Informacoes sobre ordens
| Nome do Produto | Numero de Catalogo | UNID | Preco | Qde | FAVORITOS | |
α1D-AR Plasmídeo de ativação de CRISPR (h) | sc-402904-ACT | 20 µg | $397.00 | |||
α1D-AR Plasmídeo de ativação de CRISPR (h2) | sc-402904-ACT-2 | 20 µg | $397.00 |
ADRA1D codifica o receptor adrenérgico humano α1D (α1D-AR), um receptor acoplado à proteína G que se acopla principalmente a Gq/11 para ativar a fosfolipase C, aumentar o Ca2+ intracelular e estimular a sinalização dependente de PKC. Os efeitos a jusante incluem a modulação das vias MAPK/ERK e de programas transcricionais que regulam a contratilidade do músculo liso, o tônus vascular e a neurotransmissão autonómica. A atividade do α1D-AR influencia a fisiologia cardiovascular e urogenital e é estudada no contexto de sinalização adrenérgica desregulada associada à hipertensão, disfunção do trato urinário inferior e outros distúrbios que envolvem alterações na responsividade do músculo liso. A expressão de ADRA1D e a dinâmica da sua sinalização também fornecem um indicador mecanístico do tráfego de GPCR, da dessensibilização e do acoplamento recetor-efetor em células humanas.
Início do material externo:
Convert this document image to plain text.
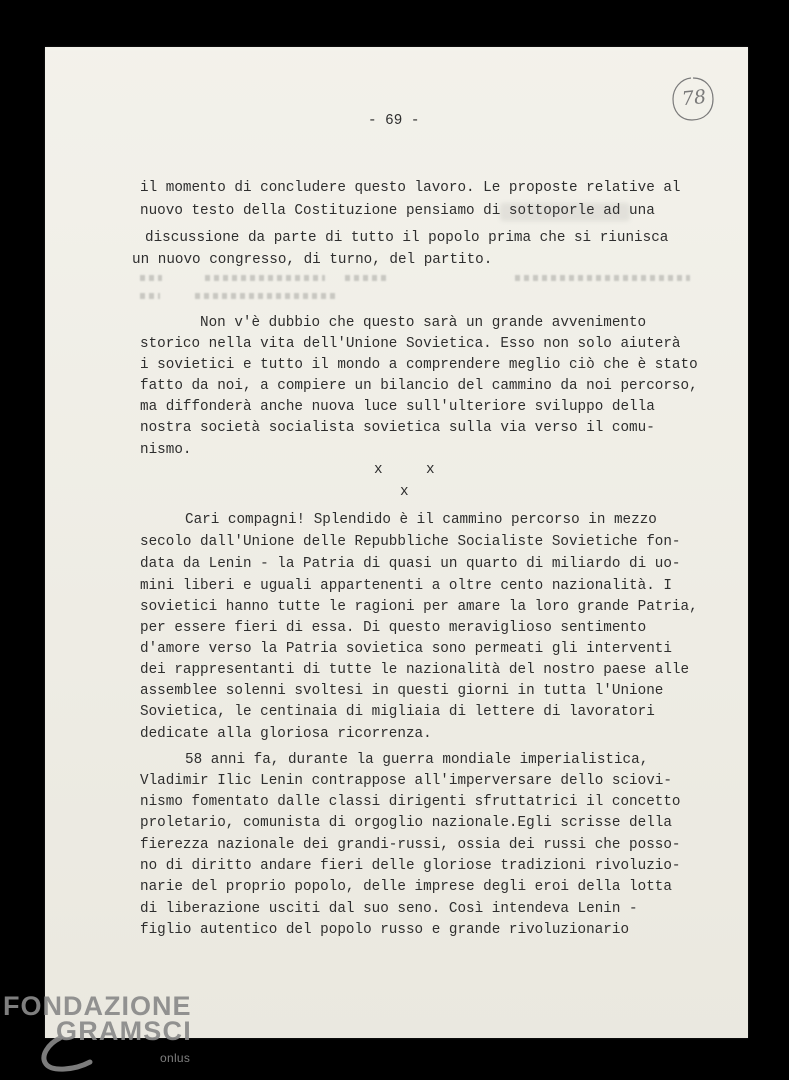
- 69 -
78
il momento di concludere questo lavoro. Le proposte relative al
nuovo testo della Costituzione pensiamo di sottoporle ad una
discussione da parte di tutto il popolo prima che si riunisca
un nuovo congresso, di turno, del partito.
Non v'è dubbio che questo sarà un grande avvenimento
storico nella vita dell'Unione Sovietica. Esso non solo aiuterà
i sovietici e tutto il mondo a comprendere meglio ciò che è stato
fatto da noi, a compiere un bilancio del cammino da noi percorso,
ma diffonderà anche nuova luce sull'ulteriore sviluppo della
nostra società socialista sovietica sulla via verso il comu-
nismo.
x	x
x
Cari compagni! Splendido è il cammino percorso in mezzo
secolo dall'Unione delle Repubbliche Socialiste Sovietiche fon-
data da Lenin - la Patria di quasi un quarto di miliardo di uo-
mini liberi e uguali appartenenti a oltre cento nazionalità. I
sovietici hanno tutte le ragioni per amare la loro grande Patria,
per essere fieri di essa. Di questo meraviglioso sentimento
d'amore verso la Patria sovietica sono permeati gli interventi
dei rappresentanti di tutte le nazionalità del nostro paese alle
assemblee solenni svoltesi in questi giorni in tutta l'Unione
Sovietica, le centinaia di migliaia di lettere di lavoratori
dedicate alla gloriosa ricorrenza.
58 anni fa, durante la guerra mondiale imperialistica,
Vladimir Ilic Lenin contrappose all'imperversare dello sciovi-
nismo fomentato dalle classi dirigenti sfruttatrici il concetto
proletario, comunista di orgoglio nazionale.Egli scrisse della
fierezza nazionale dei grandi-russi, ossia dei russi che posso-
no di diritto andare fieri delle gloriose tradizioni rivoluzio-
narie del proprio popolo, delle imprese degli eroi della lotta
di liberazione usciti dal suo seno. Così intendeva Lenin -
figlio autentico del popolo russo e grande rivoluzionario
FONDAZIONE
GRAMSCI
onlus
α1D-AR O Plasmídeo de Ativação CRISPR (h) oferece uma abordagem direcionada e não destrutiva para regular positivamente a expressão endógena de ADRA1D sem alterar a sequência de ADN subjacente.
α1D-AR O Plasmídeo de Ativação CRISPR (h) é um sistema mediador de ativação sinérgica (SAM) de três plasmídeos, concebido para a regulação positiva transcricional altamente eficiente e específica do locus ADRA1D em linhas celulares humanas. O sistema é construído em torno de uma Cas9 cataliticamente inativa (dCas9) portadora de duas mutações inativadoras (D10A e N863A) que eliminam a atividade nuclease, preservando simultaneamente a ligação ao ADN. Esta dCas9 é fundida com VP64, um potente ativador transcricional, e é coexpressa com um gene de resistência à blasticidina para seleção. O segundo plasmídeo codifica a proteína de fusão MS2-p65-HSF1, um complexo ativador secundário que atua em conjunto com o dCas9-VP64, juntamente com um gene de resistência à higromicina. O terceiro plasmídeo codifica um sgRNA de 20 nt específico para o alvo, fundido a dois aptâmeros de RNA MS2 que recrutam o complexo MS2-p65-HSF1 para o local de ativação, acompanhado por um gene de resistência à puromicina. Os três plasmídeos são administrados numa proporção de massa de 1:1:1 para uma expressão equilibrada de todos os componentes do sistema.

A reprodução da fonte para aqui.